紙さんが営んでいた「朝市さかば」は、観光客が地元の新鮮な食材を楽しむ人気の食堂でした。観光客は朝市で購入した食材を店に持ち込み、紙さんがそれを格安で調理するというユニークなスタイルが評判を呼び、テレビや雑誌にも取り上げられました。しかし、地震の被害によって店は全焼し、紙さんは絶望の淵に立たされました。
それでも、彼の胸には町を再び活気づけたいという思いが残りました。紙さんは、その気持ちを胸に、県の補助金を利用してキッチンカーを購入し、仮設住宅で弁当を販売する計画を立てました。「いつか、若者が戻ってきたいと思える町にしたい」と話す彼の目は、未来を見据えています。
悲しみと希望の狭間で
しかし、紙さんの決意を揺るがす出来事が続きました。9月の豪雨で、彼の店を手伝っていた中学生の喜三翼音さんが犠牲となりました。翼音さんは、紙さんの店で社会勉強をし、接客の楽しさを学んでいました。紙さんにとって彼は、親族同然の存在でした。「親でもないけど、俺の命なんかくれても良いと思っている」とつぶやく彼の姿には、深い悲しみと無力感が漂っていました。
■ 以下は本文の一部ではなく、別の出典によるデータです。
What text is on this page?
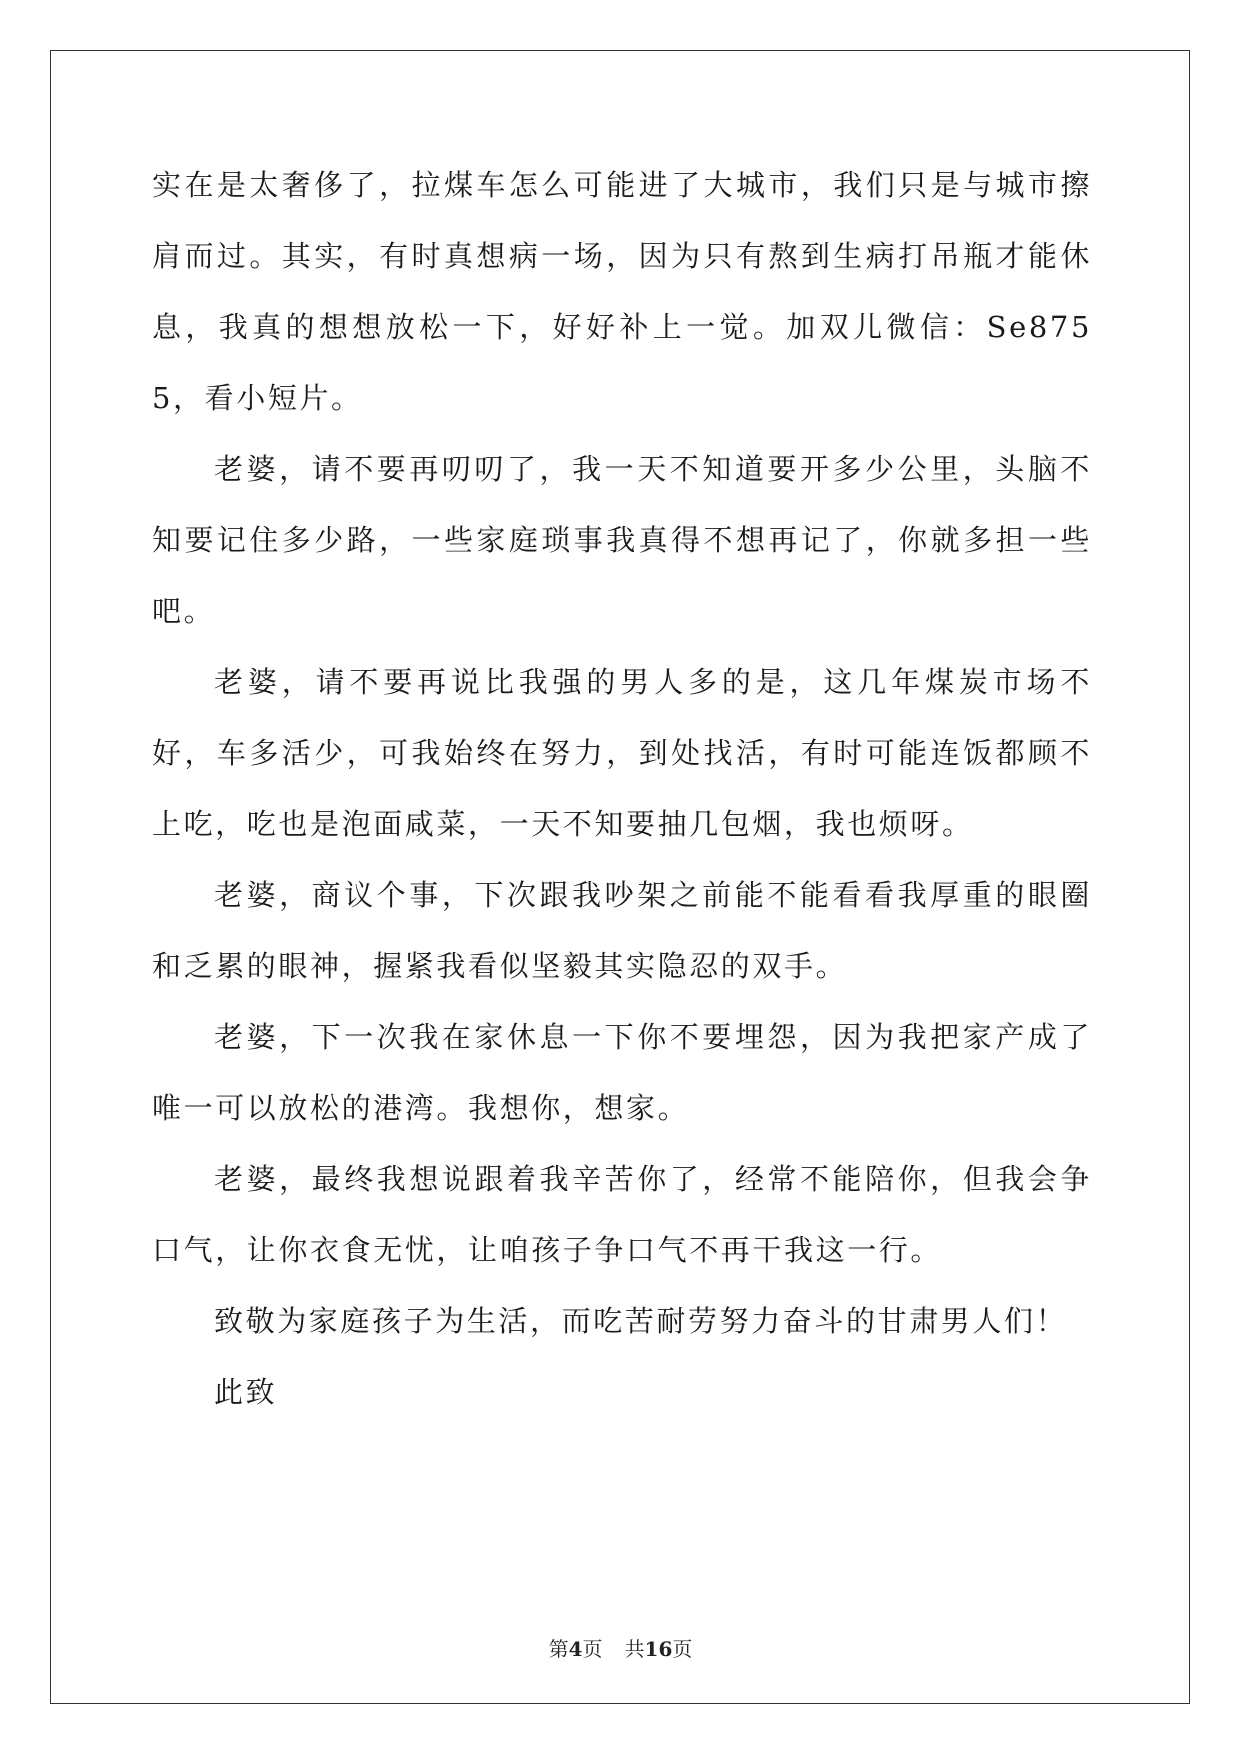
实在是太奢侈了，拉煤车怎么可能进了大城市，我们只是与城市擦肩而过。其实，有时真想病一场，因为只有熬到生病打吊瓶才能休息，我真的想想放松一下，好好补上一觉。加双儿微信：Se8755，看小短片。

老婆，请不要再叨叨了，我一天不知道要开多少公里，头脑不知要记住多少路，一些家庭琐事我真得不想再记了，你就多担一些吧。

老婆，请不要再说比我强的男人多的是，这几年煤炭市场不好，车多活少，可我始终在努力，到处找活，有时可能连饭都顾不上吃，吃也是泡面咸菜，一天不知要抽几包烟，我也烦呀。

老婆，商议个事，下次跟我吵架之前能不能看看我厚重的眼圈和乏累的眼神，握紧我看似坚毅其实隐忍的双手。

老婆，下一次我在家休息一下你不要埋怨，因为我把家产成了唯一可以放松的港湾。我想你，想家。

老婆，最终我想说跟着我辛苦你了，经常不能陪你，但我会争口气，让你衣食无忧，让咱孩子争口气不再干我这一行。

致敬为家庭孩子为生活，而吃苦耐劳努力奋斗的甘肃男人们！

此致

第4页 共16页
豪雨災害は、紙さんだけでなく多くの人々の心を打ちのめしました。能登半島地震から立ち直りつつあった地域に再び打撃を与え、復興への道をさらに険しいものとしました。
未来への一歩
紙さんは、翼音さんの死を受けて一度は「やっても意味がない」と感じました。しかし、彼の元に届いたのはキッチンカー購入のための補助金の通知でした。紙さんはその知らせを受け、再び立ち上がる決意を固めました。彼の手元には、翼音さんの祖父が作った「Hanonカップ」があります。翼音さんがデザインに関わったこのカップは、彼の思い出を今も生かしています。
紙さんの奮闘は、地域の若者たちにも影響を与えています。彼が教えた「シャバに出て役立つこと」は、翼音さんだけでなく、他の若者たちにも受け継がれています。紙さんは、彼らとのやり取りが心の支えになっていると語ります。「夏祭りはあるか」とメールをくれる元手伝いの若者たちの声が、彼を支えています。
能登半島地震から1年が経ち、輪島市は再建の道を歩んでいます。確かに、自然の猛威は深い傷を残しましたが、それに屈しない人々の姿勢こそが、地域の再生を支えています。紙さんのような人々の努力が、いつの日か輪島に再び若者たちを呼び戻すことでしょう。彼らの未来を信じて、輪島は今日も、明日も、歩みを続けます。